Your risk profile is not a label. It is the quiet answer to a question you can only really test in a downturn: would I sit on a 30% drawdown across a portfolio worth several years of my savings, without acting on impulse? Most of us think we know the answer. Very few actually do.

A ten-click quiz cannot tell you this. Neither can your YouTube watch history nor your Instagram saves on “small-cap funds with the highest Sortino Ratio”. Reading about volatility is not the same as living through it. Knowing the theory of drawdowns is not the same as watching a chunk of your net worth disappear on a Tuesday afternoon.

[…]

your risk appetite is not fixed. As your portfolio grows, the rupee value of every drawdown grows with it. A 30% fall on five lakh feels very different from a 30% fall on fifty lakh, and different again at five crore. The percentage is identical; the experience is not. You have to keep asking yourself whether you still have the stomach for it as the absolute numbers change. 

Life events shift this, too. A new home loan, a child, an ageing parent, a job change, any of these can quietly redraw your capacity for risk without you noticing.

Raymond Chen recalling the conflict between Microsoft and IBM over the TAB key.

A colleague recalls that while he was assigned to the IBM offices in Boca Raton, Florida, there was a dispute over what key should be used to move from one field to another in dialog boxes. The folks at IBM were not happy with my colleague’s decision to use the TAB key, so they asked him to escalate the issue to his manager back in Redmond.

My colleague’s manager replied, “The reason you are in Boca is to make these decisions so I don’t have to be in Boca.”

My colleague rephrased this reply in a more corporate manner before passing it on to IBM: “Microsoft supports the use of the TAB key for this purpose.”

Unsatisfied, the IBM folks escalated the issue up their organizational chain for several levels, and replied that their VP (who was around seven levels of management above the programmers) was absolutely opposed to the use of the TAB for this purpose, and they wanted confirmation from the equivalent-level manager at Microsoft that Microsoft stands by the choice of the TAB key.

My colleague replied, “Bill Gates’s mother is not interested in the TAB key.”

This apparently ended the discussion, and the TAB key stayed.

Ha!

Christine Lemmer-Webber talking about her meeting with Gerald Sussman.

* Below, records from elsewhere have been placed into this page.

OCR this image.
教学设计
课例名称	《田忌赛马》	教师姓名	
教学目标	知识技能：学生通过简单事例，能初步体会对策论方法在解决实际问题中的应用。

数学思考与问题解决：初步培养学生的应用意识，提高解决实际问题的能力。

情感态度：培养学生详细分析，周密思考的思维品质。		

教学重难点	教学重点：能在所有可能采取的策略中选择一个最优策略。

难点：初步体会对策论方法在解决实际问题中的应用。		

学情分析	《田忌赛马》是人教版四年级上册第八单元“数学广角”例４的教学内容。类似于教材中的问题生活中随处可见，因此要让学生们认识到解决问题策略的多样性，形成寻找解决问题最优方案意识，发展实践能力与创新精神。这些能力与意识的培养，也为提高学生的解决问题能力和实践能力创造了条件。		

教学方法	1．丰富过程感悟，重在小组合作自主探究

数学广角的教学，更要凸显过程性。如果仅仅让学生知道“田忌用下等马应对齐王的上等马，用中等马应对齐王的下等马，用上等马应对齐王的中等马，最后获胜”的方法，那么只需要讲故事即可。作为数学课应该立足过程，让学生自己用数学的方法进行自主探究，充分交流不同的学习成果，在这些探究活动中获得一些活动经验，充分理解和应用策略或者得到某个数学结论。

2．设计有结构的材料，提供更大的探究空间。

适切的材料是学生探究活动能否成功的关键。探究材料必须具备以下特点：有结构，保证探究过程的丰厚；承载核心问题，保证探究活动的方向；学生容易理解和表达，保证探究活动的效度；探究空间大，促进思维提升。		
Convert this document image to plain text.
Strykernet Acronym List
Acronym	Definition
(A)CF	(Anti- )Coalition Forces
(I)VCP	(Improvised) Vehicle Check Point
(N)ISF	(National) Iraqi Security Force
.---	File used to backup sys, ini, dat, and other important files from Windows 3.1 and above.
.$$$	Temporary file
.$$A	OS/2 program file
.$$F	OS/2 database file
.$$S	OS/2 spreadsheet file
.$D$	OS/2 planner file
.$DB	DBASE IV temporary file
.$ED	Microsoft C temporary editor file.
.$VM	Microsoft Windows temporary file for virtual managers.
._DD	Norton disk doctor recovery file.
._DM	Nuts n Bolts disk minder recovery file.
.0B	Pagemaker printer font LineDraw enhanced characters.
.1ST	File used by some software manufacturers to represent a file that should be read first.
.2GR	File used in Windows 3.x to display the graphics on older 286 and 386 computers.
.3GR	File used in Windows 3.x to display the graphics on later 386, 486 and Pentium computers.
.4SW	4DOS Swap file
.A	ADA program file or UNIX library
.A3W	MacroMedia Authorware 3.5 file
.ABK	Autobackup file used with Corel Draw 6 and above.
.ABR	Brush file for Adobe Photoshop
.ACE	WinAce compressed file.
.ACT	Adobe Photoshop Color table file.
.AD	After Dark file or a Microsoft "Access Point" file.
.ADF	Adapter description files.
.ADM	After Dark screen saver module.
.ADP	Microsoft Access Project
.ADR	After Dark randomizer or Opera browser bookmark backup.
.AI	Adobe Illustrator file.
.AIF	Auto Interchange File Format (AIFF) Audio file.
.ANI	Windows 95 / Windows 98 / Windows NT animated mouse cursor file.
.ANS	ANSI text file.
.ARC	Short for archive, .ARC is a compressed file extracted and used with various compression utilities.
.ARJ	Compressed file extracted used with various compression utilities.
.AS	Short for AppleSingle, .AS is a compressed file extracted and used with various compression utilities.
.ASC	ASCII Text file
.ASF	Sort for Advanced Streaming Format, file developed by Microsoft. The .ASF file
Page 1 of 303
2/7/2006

At some point Sussman expressed how he thought AI was on the wrong track. He explained that he thought most AI directions were not interesting to him, because they were about building up a solid AI foundation, then the AI system runs as a sort of black box. “I’m not interested in that. I want software that’s accountable.” Accountable? “Yes, I want something that can express its symbolic reasoning. I want to it to tell me why it did the thing it did, what it thought was going to happen, and then what happened instead.” He then said something that took me a long time to process, and at first I mistook for being very science-fiction’y, along the lines of, “If an AI driven car drives off the side of the road, I want to know why it did that. I could take the software developer to court, but I would much rather take the AI to court.”

This discussion happened in 2015. Not 2025. 2015. Thanks to Hacker News for bringing up this.